To add more drama to the third act, Maïwenn concentrates on the rivalry between Jeanne du Barry and Marie-Antoinette (Pauline Pollmann) — a rivalry induced and compounded by Louis XV’s daughters (India Hair, Suzanne de Baecque, Capucine Valmary), depicted here as the conniving evil offspring of a Disney movie. As that plot takes over, the film is squeezed dry of any remaining substance, and by the time the king is on his deathbed, riddled with smallpox, Jeanne du Barry feels like a cartoon.
It’s unfortunate this happens, given the marriage of subject matter and Maïwenn’s talents as a director, which are showcased this time through the high level of craft — whether it’s the costumes by Jürgen Doering, the polished photography of Laurent Dailland or the sets by Angelo Zamparutti capturing the extreme wealth of the time. Tying up the package is a seductive score by Stephen Warbeck (Shakespeare in Love) which, more often than not, fills in for emotions that fail to be generated on screen.

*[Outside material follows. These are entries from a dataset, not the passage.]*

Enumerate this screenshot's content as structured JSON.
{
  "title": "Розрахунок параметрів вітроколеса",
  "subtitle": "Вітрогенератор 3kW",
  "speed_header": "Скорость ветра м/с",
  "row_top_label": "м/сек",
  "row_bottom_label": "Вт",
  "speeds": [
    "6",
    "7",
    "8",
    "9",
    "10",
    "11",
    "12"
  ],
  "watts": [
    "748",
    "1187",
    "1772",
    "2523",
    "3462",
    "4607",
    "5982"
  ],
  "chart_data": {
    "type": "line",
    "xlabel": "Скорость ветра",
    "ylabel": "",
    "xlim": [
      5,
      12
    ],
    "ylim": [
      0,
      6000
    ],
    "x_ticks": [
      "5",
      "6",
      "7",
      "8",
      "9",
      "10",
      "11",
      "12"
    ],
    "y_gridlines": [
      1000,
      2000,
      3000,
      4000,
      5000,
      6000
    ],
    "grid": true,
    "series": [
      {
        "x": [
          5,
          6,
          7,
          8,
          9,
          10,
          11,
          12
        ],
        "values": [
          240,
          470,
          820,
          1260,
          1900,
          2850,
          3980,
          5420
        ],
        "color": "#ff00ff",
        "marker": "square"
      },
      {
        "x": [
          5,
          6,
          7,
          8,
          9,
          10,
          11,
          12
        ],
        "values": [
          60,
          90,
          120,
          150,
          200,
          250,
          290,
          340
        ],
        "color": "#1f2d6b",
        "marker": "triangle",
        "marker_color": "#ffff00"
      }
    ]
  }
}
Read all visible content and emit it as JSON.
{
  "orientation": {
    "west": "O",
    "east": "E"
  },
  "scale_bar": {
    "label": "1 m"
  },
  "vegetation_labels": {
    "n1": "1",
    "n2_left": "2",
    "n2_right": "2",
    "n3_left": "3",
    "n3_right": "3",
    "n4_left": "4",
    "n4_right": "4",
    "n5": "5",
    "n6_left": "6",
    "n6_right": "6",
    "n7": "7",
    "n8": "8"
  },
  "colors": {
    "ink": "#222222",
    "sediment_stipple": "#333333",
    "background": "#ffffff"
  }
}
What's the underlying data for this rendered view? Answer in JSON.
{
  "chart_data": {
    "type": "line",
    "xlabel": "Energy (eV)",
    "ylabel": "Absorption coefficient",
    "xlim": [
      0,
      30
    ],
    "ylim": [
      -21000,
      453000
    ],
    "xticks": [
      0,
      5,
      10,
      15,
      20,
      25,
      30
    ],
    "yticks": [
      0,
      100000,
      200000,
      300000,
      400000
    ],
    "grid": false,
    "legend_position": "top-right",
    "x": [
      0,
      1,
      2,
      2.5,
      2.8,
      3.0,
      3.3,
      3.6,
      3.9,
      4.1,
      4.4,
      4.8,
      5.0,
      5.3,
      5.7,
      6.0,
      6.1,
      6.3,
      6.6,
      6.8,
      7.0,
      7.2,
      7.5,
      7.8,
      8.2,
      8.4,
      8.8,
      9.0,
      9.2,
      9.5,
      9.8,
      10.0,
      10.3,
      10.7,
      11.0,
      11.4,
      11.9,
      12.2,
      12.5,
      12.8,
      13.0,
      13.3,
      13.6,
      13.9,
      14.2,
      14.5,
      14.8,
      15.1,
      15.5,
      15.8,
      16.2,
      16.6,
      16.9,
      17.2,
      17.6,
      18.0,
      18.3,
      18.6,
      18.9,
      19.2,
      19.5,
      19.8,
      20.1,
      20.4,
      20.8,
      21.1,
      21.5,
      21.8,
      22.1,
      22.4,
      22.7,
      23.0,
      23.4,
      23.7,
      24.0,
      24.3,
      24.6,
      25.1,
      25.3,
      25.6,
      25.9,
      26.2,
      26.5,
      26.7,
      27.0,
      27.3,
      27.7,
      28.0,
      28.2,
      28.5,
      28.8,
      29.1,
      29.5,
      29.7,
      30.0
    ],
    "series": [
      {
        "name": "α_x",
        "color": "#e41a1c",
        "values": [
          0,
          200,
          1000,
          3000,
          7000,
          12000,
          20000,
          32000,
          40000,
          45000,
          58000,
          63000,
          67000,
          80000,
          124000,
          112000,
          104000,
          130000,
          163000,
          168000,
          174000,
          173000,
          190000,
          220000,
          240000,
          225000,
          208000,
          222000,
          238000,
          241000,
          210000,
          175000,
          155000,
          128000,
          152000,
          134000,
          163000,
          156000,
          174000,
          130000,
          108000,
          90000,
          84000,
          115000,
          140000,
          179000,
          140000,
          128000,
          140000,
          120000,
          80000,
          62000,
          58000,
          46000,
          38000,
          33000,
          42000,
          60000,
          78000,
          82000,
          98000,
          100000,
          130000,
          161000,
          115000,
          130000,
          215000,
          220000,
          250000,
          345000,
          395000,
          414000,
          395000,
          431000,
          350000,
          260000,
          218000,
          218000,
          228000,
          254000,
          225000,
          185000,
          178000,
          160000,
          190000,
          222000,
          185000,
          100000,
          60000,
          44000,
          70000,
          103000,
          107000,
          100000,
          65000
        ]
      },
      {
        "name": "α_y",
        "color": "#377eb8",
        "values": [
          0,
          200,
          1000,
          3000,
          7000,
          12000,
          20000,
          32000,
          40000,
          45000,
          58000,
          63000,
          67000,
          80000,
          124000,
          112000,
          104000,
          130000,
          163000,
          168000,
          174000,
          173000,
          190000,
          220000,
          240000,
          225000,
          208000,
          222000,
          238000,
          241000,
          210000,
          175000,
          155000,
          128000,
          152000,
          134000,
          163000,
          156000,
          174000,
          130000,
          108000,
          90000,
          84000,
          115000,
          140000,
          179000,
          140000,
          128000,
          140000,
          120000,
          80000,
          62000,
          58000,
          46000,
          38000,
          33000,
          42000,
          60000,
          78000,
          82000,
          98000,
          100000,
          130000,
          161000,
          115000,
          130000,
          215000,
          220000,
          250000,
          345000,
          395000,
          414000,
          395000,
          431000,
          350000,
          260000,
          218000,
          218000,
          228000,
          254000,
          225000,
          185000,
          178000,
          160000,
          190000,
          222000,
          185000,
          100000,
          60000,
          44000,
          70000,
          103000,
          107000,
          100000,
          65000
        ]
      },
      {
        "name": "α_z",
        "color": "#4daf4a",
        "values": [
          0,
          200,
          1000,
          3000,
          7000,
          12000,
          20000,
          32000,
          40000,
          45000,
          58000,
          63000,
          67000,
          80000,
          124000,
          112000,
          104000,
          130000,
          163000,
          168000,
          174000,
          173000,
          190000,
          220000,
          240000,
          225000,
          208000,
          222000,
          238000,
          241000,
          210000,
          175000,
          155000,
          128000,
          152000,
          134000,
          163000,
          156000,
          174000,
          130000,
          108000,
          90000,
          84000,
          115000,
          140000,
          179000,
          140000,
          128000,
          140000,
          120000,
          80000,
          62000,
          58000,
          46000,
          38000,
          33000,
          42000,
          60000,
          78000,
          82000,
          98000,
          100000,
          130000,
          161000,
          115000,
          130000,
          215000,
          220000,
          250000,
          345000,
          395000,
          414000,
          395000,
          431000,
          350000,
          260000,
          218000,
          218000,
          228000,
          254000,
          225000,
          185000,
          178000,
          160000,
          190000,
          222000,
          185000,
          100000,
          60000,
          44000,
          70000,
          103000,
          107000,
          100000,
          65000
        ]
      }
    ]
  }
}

The film’s scope is so ambitious, perhaps it became too overwhelming for a director who usually hits her best notes through improvisation with a closely-knit cast, creating memorable scenes that suddenly turn explosive. There’s none of that here, and the paradox of Jeanne du Barry is that, despite the daring life it’s based on and the daring casting of the semi-blacklisted Depp, this is a movie that winds up playing it too safe.